Stochastic calculation: conformal mappings and diffusion processes with contour condition

I have a question about a relationship between conforming assignments and diffusion processes with contour condition.

Leave $ D_1 $ be a simply connected domain without problems of $ mathbb {R} ^ 2 cong mathbb {C} $. This can be unlimited.

We can define the usually reflecting the Brownian movement $ X $ in $ bar {D_1} $. We can also describe the Skorohod equation. The generator is the Laplacian. $ Delta $ in $ D_1 $ with Neumann contour condition.

Leave $ D_2 subset mathbb {R} ^ 2 $ be another domain simply connected without problems.
Leave $ Psi: D_1 to D_2 $ Be a conformal mapping
We also assume that $ Psi $ It extends to a homeomorphism from $ bar {D_1} to bar {D_2} $ Y $ Psi ( partial D_1) = partial D_2 $ (I do not know if this assumption is necessary, please tell me if it is unnecessary).

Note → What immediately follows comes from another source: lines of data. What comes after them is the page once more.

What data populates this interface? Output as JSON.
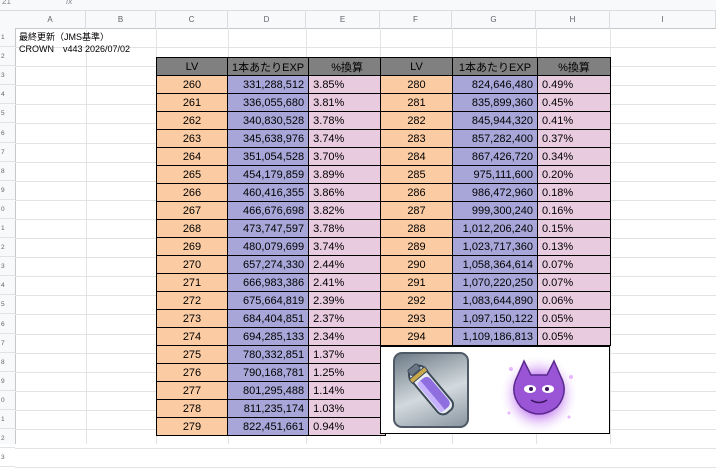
{
  "toolbar": {
    "name_box": "21",
    "fx_label": "fx"
  },
  "columns": [
    "A",
    "B",
    "C",
    "D",
    "E",
    "F",
    "G",
    "H",
    "I"
  ],
  "rows": [
    "1",
    "2",
    "3",
    "4",
    "5",
    "6",
    "7",
    "8",
    "9",
    "0",
    "1",
    "2",
    "3",
    "4",
    "5",
    "6",
    "7",
    "8",
    "9",
    "0",
    "1",
    "2",
    "3"
  ],
  "notes": {
    "line1": "最終更新（JMS基準）",
    "line2": "CROWN　v443 2026/07/02"
  },
  "table": {
    "headers": [
      "LV",
      "1本あたりEXP",
      "%換算",
      "LV",
      "1本あたりEXP",
      "%換算"
    ],
    "left_rows": [
      [
        "260",
        "331,288,512",
        "3.85%"
      ],
      [
        "261",
        "336,055,680",
        "3.81%"
      ],
      [
        "262",
        "340,830,528",
        "3.78%"
      ],
      [
        "263",
        "345,638,976",
        "3.74%"
      ],
      [
        "264",
        "351,054,528",
        "3.70%"
      ],
      [
        "265",
        "454,179,859",
        "3.89%"
      ],
      [
        "266",
        "460,416,355",
        "3.86%"
      ],
      [
        "267",
        "466,676,698",
        "3.82%"
      ],
      [
        "268",
        "473,747,597",
        "3.78%"
      ],
      [
        "269",
        "480,079,699",
        "3.74%"
      ],
      [
        "270",
        "657,274,330",
        "2.44%"
      ],
      [
        "271",
        "666,983,386",
        "2.41%"
      ],
      [
        "272",
        "675,664,819",
        "2.39%"
      ],
      [
        "273",
        "684,404,851",
        "2.37%"
      ],
      [
        "274",
        "694,285,133",
        "2.34%"
      ],
      [
        "275",
        "780,332,851",
        "1.37%"
      ],
      [
        "276",
        "790,168,781",
        "1.25%"
      ],
      [
        "277",
        "801,295,488",
        "1.14%"
      ],
      [
        "278",
        "811,235,174",
        "1.03%"
      ],
      [
        "279",
        "822,451,661",
        "0.94%"
      ]
    ],
    "right_rows": [
      [
        "280",
        "824,646,480",
        "0.49%"
      ],
      [
        "281",
        "835,899,360",
        "0.45%"
      ],
      [
        "282",
        "845,944,320",
        "0.41%"
      ],
      [
        "283",
        "857,282,400",
        "0.37%"
      ],
      [
        "284",
        "867,426,720",
        "0.34%"
      ],
      [
        "285",
        "975,111,600",
        "0.20%"
      ],
      [
        "286",
        "986,472,960",
        "0.18%"
      ],
      [
        "287",
        "999,300,240",
        "0.16%"
      ],
      [
        "288",
        "1,012,206,240",
        "0.15%"
      ],
      [
        "289",
        "1,023,717,360",
        "0.13%"
      ],
      [
        "290",
        "1,058,364,614",
        "0.07%"
      ],
      [
        "291",
        "1,070,220,250",
        "0.07%"
      ],
      [
        "292",
        "1,083,644,890",
        "0.06%"
      ],
      [
        "293",
        "1,097,150,122",
        "0.05%"
      ],
      [
        "294",
        "1,109,186,813",
        "0.05%"
      ]
    ]
  },
  "colors": {
    "header_bg": "#808080",
    "lv_bg": "#fbcca3",
    "exp_bg": "#a8a6d8",
    "pct_bg": "#e9cbe0"
  },
  "images": {
    "item1_icon": "exp-potion-icon",
    "item2_icon": "purple-cat-spirit-icon"
  }
}
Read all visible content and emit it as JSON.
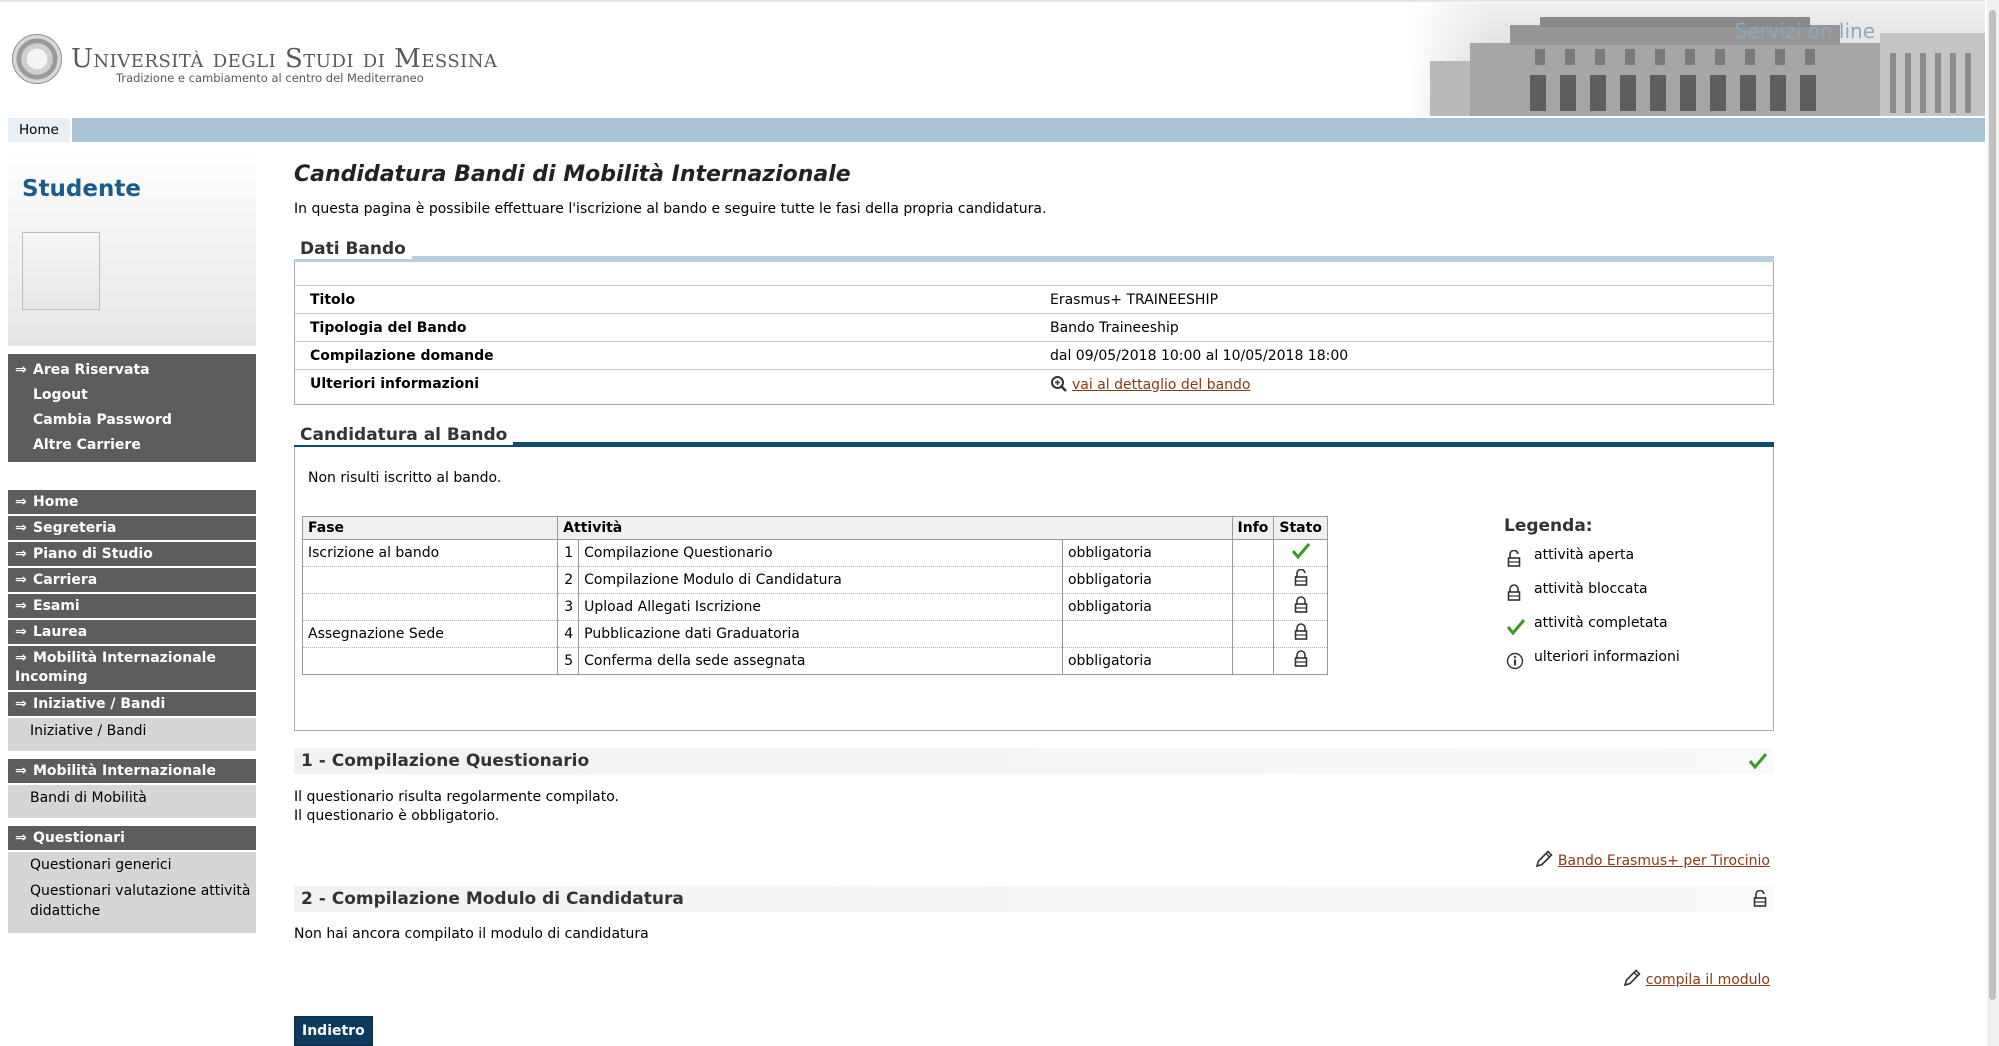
{
  "header": {
    "university": "Università degli Studi di Messina",
    "tagline": "Tradizione e cambiamento al centro del Mediterraneo",
    "servizi": "Servizi on line",
    "nav_home": "Home"
  },
  "sidebar": {
    "title": "Studente",
    "area_riservata": {
      "heading": "Area Riservata",
      "items": [
        "Logout",
        "Cambia Password",
        "Altre Carriere"
      ]
    },
    "menu": [
      {
        "label": "Home"
      },
      {
        "label": "Segreteria"
      },
      {
        "label": "Piano di Studio"
      },
      {
        "label": "Carriera"
      },
      {
        "label": "Esami"
      },
      {
        "label": "Laurea"
      },
      {
        "label": "Mobilità Internazionale Incoming"
      },
      {
        "label": "Iniziative / Bandi",
        "sub": [
          "Iniziative / Bandi"
        ]
      },
      {
        "label": "Mobilità Internazionale",
        "sub": [
          "Bandi di Mobilità"
        ]
      },
      {
        "label": "Questionari",
        "sub": [
          "Questionari generici",
          "Questionari valutazione attività didattiche"
        ]
      }
    ]
  },
  "main": {
    "title": "Candidatura Bandi di Mobilità Internazionale",
    "intro": "In questa pagina è possibile effettuare l'iscrizione al bando e seguire tutte le fasi della propria candidatura.",
    "dati_bando": {
      "heading": "Dati Bando",
      "rows": [
        {
          "label": "Titolo",
          "value": "Erasmus+ TRAINEESHIP"
        },
        {
          "label": "Tipologia del Bando",
          "value": "Bando Traineeship"
        },
        {
          "label": "Compilazione domande",
          "value": "dal 09/05/2018 10:00 al 10/05/2018 18:00"
        },
        {
          "label": "Ulteriori informazioni",
          "value": "vai al dettaglio del bando"
        }
      ]
    },
    "candidatura": {
      "heading": "Candidatura al Bando",
      "status": "Non risulti iscritto al bando.",
      "columns": [
        "Fase",
        "Attività",
        "Info",
        "Stato"
      ],
      "rows": [
        {
          "fase": "Iscrizione al bando",
          "num": "1",
          "attivita": "Compilazione Questionario",
          "tipo": "obbligatoria",
          "stato": "completata"
        },
        {
          "fase": "",
          "num": "2",
          "attivita": "Compilazione Modulo di Candidatura",
          "tipo": "obbligatoria",
          "stato": "aperta"
        },
        {
          "fase": "",
          "num": "3",
          "attivita": "Upload Allegati Iscrizione",
          "tipo": "obbligatoria",
          "stato": "bloccata"
        },
        {
          "fase": "Assegnazione Sede",
          "num": "4",
          "attivita": "Pubblicazione dati Graduatoria",
          "tipo": "",
          "stato": "bloccata"
        },
        {
          "fase": "",
          "num": "5",
          "attivita": "Conferma della sede assegnata",
          "tipo": "obbligatoria",
          "stato": "bloccata"
        }
      ],
      "legenda": {
        "title": "Legenda:",
        "items": [
          "attività aperta",
          "attività bloccata",
          "attività completata",
          "ulteriori informazioni"
        ]
      }
    },
    "sections": [
      {
        "title": "1 - Compilazione Questionario",
        "lines": [
          "Il questionario risulta regolarmente compilato.",
          "Il questionario è obbligatorio."
        ],
        "action": "Bando Erasmus+ per Tirocinio"
      },
      {
        "title": "2 - Compilazione Modulo di Candidatura",
        "lines": [
          "Non hai ancora compilato il modulo di candidatura"
        ],
        "action": "compila il modulo"
      }
    ],
    "back_button": "Indietro"
  },
  "colors": {
    "accent_blue": "#1a5c8c",
    "nav_bar": "#a9c2d4",
    "sidebar_dark": "#5d5d5d",
    "link": "#8a3a14",
    "check_green": "#3b9a1e",
    "button": "#0d3b5e"
  }
}
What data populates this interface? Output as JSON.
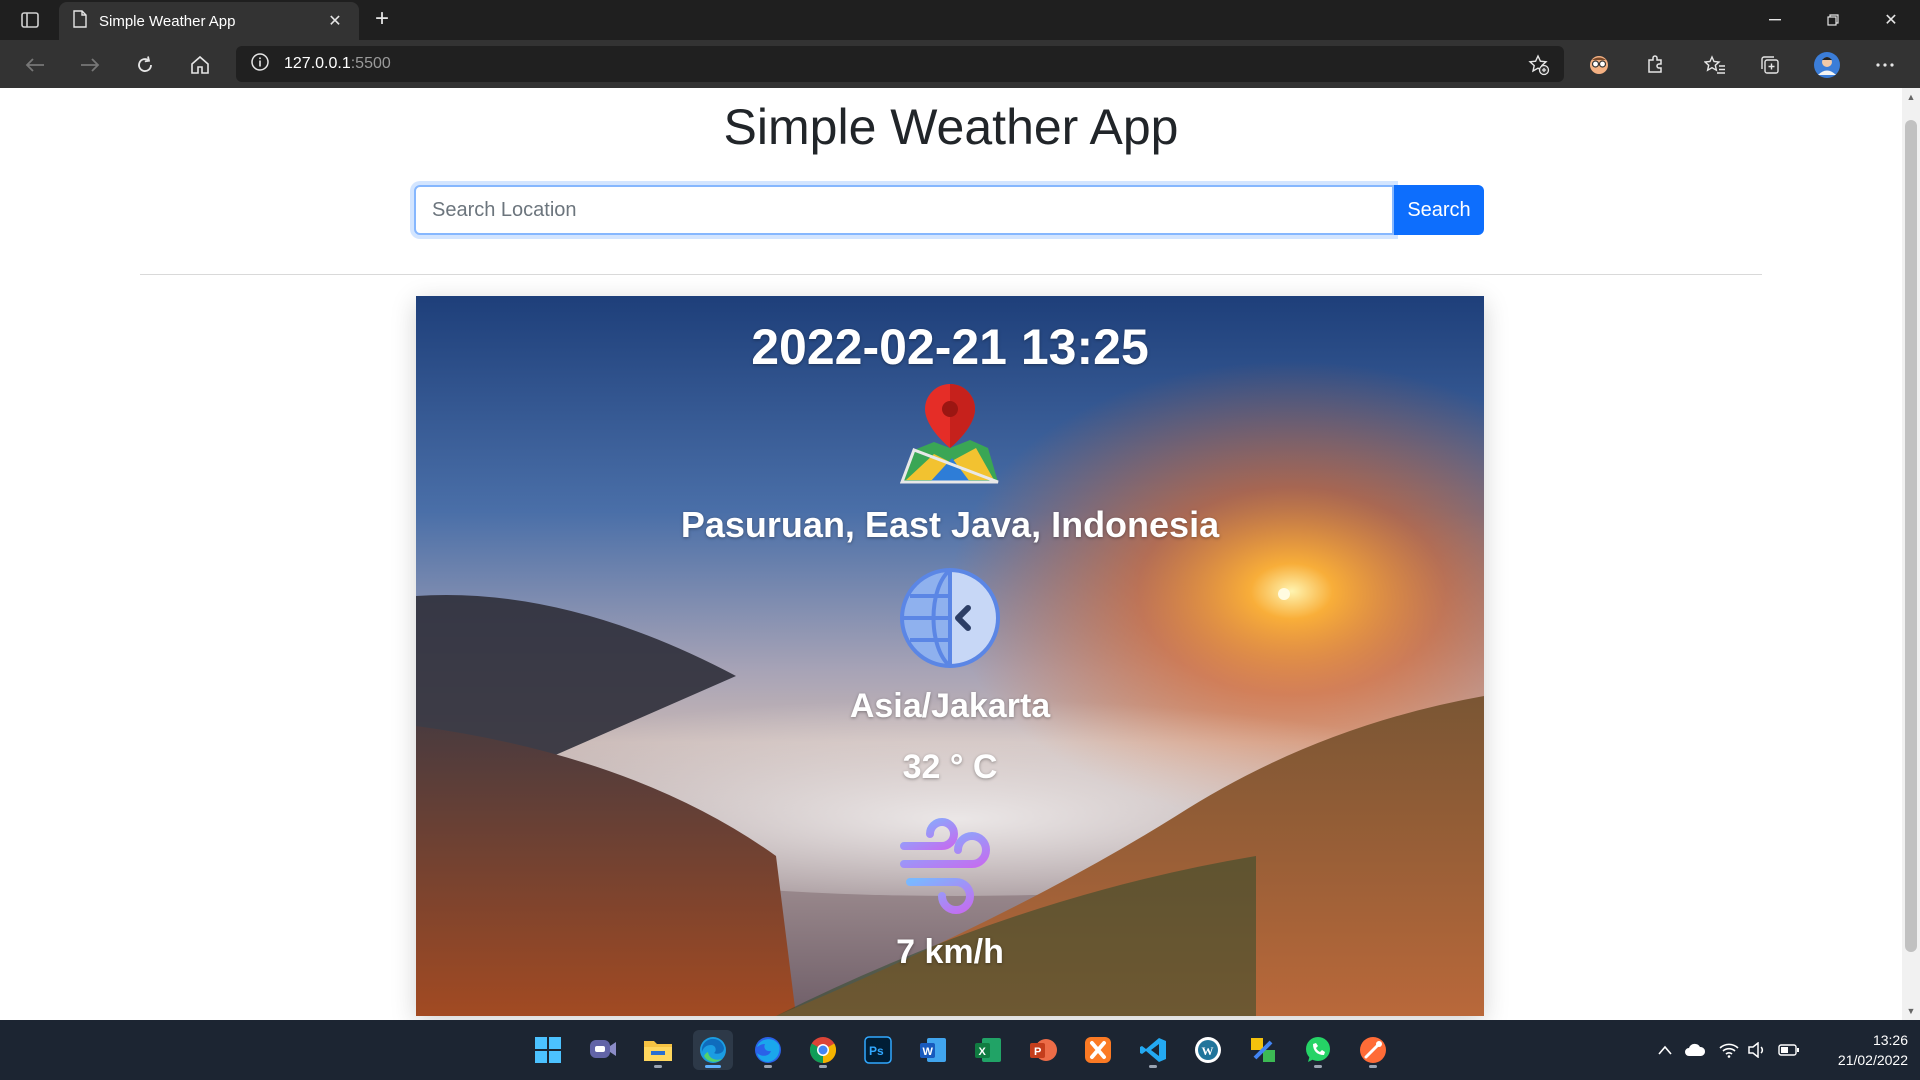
{
  "browser": {
    "tab_title": "Simple Weather App",
    "url_host": "127.0.0.1",
    "url_port": ":5500"
  },
  "page": {
    "title": "Simple Weather App",
    "search_placeholder": "Search Location",
    "search_button": "Search"
  },
  "weather": {
    "datetime": "2022-02-21 13:25",
    "location": "Pasuruan, East Java, Indonesia",
    "timezone": "Asia/Jakarta",
    "temperature": "32 ° C",
    "wind": "7 km/h",
    "icons": [
      "map-pin-icon",
      "globe-clock-icon",
      "wind-icon"
    ]
  },
  "taskbar": {
    "apps": [
      "start",
      "teams-chat",
      "file-explorer",
      "edge",
      "firefox",
      "chrome",
      "photoshop",
      "word",
      "excel",
      "powerpoint",
      "xampp",
      "vscode",
      "wordpress-local",
      "upwork",
      "whatsapp",
      "postman"
    ],
    "time": "13:26",
    "date": "21/02/2022"
  },
  "colors": {
    "accent": "#0d6efd",
    "taskbar": "#1c2532",
    "chrome": "#333333"
  }
}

Using this map, we can make the change of variable: $ D_1 ni ( rho, z) mapsto (r, w) in D_2 $, where $ r = text {Re} Psi ( rho, z) $ Y $ z = text {Im} Psi ( rho, z) $.

In $ (r, w) $-to coordinate, $ Delta $ can not take the form $ frac { partial ^ 2} { partial r ^ 2} + frac { partial ^ 2} { partial w ^ 2} $. In $ (r, w) $-to coordinate, $ Delta $ You can become a more general broadcast operator. We denote by $ mathcal {L} $ the operator.

This are my questions:

  • The diffusion process? $ Psi (X) $ corresponds to the operator $ mathcal {L} $?
  • Does the operator $ mathcal {L} $ satisfy the Neumann limit condition in $ partial D_2 $?

You will think that these are trivial. But I do not know how to justify these results.

Should I prove that the diffusion process determined by $ mathcal {L} $ (with Neumann contour condition) and the diffusion process. $ Psi (X) $ coincide?